To me, the larger question isn't "What will colleges do to remain relevant?" or "How can colleges compete in an online world?" or even "What's college for?" as the title of this post suggests. To me, the question students and their parents must answer is:
"What will best prepare me for the future I want?"
This is the fundamental question of growing up, I believe. Whether you're 18 or 38, answering this question as best you can results in developing a plan that will help you get where you'd like to be.
If the future you want includes you being a surgeon, then there's a pathway to take to get there that very much involves a traditional in-person extended college experience.

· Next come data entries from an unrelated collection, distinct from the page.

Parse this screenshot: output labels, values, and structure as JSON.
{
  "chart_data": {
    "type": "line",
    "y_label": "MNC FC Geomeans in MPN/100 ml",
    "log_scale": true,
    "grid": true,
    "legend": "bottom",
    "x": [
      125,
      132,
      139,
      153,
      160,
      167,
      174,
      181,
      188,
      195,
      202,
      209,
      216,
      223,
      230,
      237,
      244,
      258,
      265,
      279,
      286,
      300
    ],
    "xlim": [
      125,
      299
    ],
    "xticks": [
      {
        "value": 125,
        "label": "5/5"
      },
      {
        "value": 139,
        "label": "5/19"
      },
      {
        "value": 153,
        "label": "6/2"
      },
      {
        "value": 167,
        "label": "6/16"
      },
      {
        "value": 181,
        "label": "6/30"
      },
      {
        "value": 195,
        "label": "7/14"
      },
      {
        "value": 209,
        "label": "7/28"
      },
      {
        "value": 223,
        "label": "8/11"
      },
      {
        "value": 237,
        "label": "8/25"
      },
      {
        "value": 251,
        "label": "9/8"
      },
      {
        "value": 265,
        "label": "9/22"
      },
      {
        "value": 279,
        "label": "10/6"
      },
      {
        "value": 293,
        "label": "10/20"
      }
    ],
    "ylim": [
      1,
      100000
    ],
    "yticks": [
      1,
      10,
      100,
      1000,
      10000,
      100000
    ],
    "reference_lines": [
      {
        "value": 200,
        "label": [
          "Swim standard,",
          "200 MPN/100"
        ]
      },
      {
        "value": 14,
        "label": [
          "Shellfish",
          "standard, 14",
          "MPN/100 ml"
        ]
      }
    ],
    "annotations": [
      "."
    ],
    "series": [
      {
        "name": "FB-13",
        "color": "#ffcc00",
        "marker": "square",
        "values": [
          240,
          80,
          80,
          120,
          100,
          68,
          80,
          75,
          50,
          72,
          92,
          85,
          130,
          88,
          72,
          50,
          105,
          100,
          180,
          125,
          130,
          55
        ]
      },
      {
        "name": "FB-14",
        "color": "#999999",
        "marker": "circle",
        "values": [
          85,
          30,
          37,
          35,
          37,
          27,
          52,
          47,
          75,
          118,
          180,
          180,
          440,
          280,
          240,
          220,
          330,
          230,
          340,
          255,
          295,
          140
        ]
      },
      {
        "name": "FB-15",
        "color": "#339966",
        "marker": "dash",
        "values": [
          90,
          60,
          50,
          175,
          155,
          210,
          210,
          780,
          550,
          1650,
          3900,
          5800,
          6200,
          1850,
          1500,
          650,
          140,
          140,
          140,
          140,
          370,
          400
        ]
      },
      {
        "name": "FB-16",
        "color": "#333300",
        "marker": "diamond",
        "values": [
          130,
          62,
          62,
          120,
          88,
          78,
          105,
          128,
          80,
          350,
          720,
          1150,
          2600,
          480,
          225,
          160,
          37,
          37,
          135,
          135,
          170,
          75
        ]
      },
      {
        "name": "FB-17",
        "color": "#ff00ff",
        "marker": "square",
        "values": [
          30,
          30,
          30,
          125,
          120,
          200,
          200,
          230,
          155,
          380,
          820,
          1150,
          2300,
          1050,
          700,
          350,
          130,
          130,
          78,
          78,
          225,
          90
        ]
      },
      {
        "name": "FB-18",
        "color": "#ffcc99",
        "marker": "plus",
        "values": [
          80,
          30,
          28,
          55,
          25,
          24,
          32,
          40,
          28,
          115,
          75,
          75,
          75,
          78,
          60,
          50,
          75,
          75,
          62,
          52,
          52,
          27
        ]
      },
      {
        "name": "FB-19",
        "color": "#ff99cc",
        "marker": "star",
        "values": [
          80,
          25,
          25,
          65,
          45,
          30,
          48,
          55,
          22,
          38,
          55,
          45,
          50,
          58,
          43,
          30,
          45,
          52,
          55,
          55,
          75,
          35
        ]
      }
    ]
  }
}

But if the future you want involves launching a few tech startups, learning to code may be a step in the right direction, which can happen in various locales, the least of which might be a four-year residential university.
What makes this all even more complex is that the future you want for yourself is bound to change. The future you want today is to launch tech startups. Let's say you give that a go and six years later you want to be a dentist or attorney. At that point, you'll need to find the appropriate way to get to that future.
Learning, therefore, looks different than ever before. I think that my daughter will have several careers, each marked by a period of learning and study. Maybe she'll try one thing after high school for a few years, then enroll in a university to prepare for a line of work, do that line of work, want to shift again, get the schooling needed, try that out, and so it goes. The expectation that one will learn by the age of 22 everything they'll need for a rapidly changing world is now extinct.
College, then, is always relevant. The question of when and how it's relevant is what's open for discussion. And the answer to that question may very well differ for each person asking.
Universities would do well, then, to be flexible, adaptable, and willing to change as needed. That's very nearly the definition of relevance after all.